Within minutes, Abdiwali’s father was on the phone, alerting relatives, and planning a funeral, that afternoon.
“Everyone must die, at some time,” he said, quietly, as if to himself.
An ambulance reversed up the narrow lane outside the hospital, and Abdiwali’s parents climbed onboard, the father carefully clutching his son’s body, wrapped in a heavy piece of material, in both hands.
Later, Pamela Wasonga showed visitors the hospital’s well-stocked pharmacy and small laboratory. She first came to Somalia from her home in Kenya during its last famine, in 2011, and has been here ever since, confident that much has changed since then, and that the steady work of the past decade was paying off.
“I think the continuity of service that has been here all along has probably averted a very, very much worse situation. There are more [international] organisations now on the ground, and more local organisations who are able to reach remote and hard to reach areas,” she said.
And yet, just as another famine looms, the hospital has – perhaps temporarily – lost half its international funding as a result of delays caused by political upheavals in the capital, Mogadishu.
Worse still is growing evidence that a distracted world has been slow to recognise the scale of the catastrophe now unfolding in Somalia, with new data showing less than half the humanitarian funding required to respond to the drought is currently in place.
The UK, for instance, provided over £200 million ($223 million) in humanitarian assistance during Somalia’s last serious drought in 2017. This year it is spending less than a quarter of that.
“We ask the world… not to lose focus on Somalia. Somalia needs help now. If we don’t get it, we are heading for a catastrophe, for sure,” said Ms Wasonga.

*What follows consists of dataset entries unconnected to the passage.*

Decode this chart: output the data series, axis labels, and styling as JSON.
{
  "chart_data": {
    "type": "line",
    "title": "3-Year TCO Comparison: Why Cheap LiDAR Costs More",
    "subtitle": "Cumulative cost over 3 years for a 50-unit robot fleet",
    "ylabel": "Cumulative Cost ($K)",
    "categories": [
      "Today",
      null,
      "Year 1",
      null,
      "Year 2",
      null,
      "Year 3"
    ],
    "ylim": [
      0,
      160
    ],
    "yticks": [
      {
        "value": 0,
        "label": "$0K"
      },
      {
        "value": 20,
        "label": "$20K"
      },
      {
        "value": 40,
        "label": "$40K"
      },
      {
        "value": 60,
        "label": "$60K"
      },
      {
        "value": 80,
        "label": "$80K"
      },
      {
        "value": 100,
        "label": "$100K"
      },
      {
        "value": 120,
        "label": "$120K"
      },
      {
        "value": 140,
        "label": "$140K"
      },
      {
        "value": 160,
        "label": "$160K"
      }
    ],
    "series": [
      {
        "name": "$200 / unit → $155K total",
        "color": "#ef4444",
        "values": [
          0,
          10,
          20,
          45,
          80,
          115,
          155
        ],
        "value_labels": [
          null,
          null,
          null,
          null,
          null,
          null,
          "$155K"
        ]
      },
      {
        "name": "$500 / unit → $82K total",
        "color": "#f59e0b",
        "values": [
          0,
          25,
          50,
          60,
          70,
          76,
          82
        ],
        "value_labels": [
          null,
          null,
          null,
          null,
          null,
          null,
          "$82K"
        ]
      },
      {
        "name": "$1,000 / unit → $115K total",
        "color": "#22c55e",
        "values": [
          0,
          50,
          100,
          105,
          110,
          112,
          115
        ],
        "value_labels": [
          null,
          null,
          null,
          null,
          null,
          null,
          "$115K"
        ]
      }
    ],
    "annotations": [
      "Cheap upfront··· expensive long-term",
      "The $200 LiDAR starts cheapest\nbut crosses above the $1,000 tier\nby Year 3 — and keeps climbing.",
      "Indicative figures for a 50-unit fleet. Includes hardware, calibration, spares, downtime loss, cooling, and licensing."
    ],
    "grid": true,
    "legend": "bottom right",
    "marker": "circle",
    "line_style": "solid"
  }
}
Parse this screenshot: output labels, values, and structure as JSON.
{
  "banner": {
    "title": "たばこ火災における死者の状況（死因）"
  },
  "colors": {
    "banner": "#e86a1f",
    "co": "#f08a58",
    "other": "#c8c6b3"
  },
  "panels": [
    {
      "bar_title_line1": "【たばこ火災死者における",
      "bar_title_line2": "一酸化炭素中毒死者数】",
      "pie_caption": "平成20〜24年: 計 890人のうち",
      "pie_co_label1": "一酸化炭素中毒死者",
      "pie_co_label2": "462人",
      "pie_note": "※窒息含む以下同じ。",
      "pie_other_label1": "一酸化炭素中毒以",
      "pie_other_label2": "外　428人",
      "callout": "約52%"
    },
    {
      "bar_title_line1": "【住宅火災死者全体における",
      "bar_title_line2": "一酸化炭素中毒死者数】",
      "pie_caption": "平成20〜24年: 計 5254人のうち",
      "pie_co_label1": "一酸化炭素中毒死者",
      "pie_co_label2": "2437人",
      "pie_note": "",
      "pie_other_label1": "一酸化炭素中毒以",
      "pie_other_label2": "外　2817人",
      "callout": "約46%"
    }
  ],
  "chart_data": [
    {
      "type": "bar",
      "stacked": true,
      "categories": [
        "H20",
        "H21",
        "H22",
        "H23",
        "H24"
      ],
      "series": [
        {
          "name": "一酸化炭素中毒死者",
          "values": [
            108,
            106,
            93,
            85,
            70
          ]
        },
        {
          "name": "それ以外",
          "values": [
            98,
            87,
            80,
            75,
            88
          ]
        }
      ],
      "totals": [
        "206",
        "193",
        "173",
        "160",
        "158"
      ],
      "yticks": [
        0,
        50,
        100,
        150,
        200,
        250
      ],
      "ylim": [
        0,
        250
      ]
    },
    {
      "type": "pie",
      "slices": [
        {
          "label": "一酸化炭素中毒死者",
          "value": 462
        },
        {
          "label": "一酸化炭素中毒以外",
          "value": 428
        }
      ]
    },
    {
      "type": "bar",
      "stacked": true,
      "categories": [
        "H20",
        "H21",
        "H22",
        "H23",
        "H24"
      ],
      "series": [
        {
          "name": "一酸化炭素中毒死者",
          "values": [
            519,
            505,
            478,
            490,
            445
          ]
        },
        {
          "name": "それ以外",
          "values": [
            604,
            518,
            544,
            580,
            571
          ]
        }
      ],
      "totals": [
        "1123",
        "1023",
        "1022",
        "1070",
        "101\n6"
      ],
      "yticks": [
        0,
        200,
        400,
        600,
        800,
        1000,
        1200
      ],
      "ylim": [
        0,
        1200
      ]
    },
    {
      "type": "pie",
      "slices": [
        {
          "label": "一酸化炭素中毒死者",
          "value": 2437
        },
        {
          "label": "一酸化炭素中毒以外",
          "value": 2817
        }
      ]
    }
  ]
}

By the time the ambulance reached the far edge of Ladan camp, on the eastern outskirts of town, a crowd had gathered outside the family’s tent.
Flurries of wind whipped up spirals of thick dust. Jerry cans of water were brought in to wash the child’s body. Someone had already bought a special piece of white linen for the burial. Then two neighbours, shovels slung over bony shoulders, set off towards a fenced-off scrap of wasteland to dig a grave. They chose a spot between two other small, child-sized piles of earth.
An hour later, Hawa arrived at the cemetery. By tradition, women do not attend burials. But she and her mother had made it clear they would not be kept away, and so they sat, with a few other women, perhaps 20 metres from the graveside.
“You tried your best.” “You have other children.” The women quietly passed around words of sympathy and encouragement, while Abdiwali’s father took turns with the other men, swinging a pickaxe into the hard, dry earth.
A short prayer followed, then the burial itself. Then Abdiwali’s parents walked back towards their new home, as the wind blew in across the plain, and scraps of rags and litter shook on a thousand, bone-dry, thorn bushes.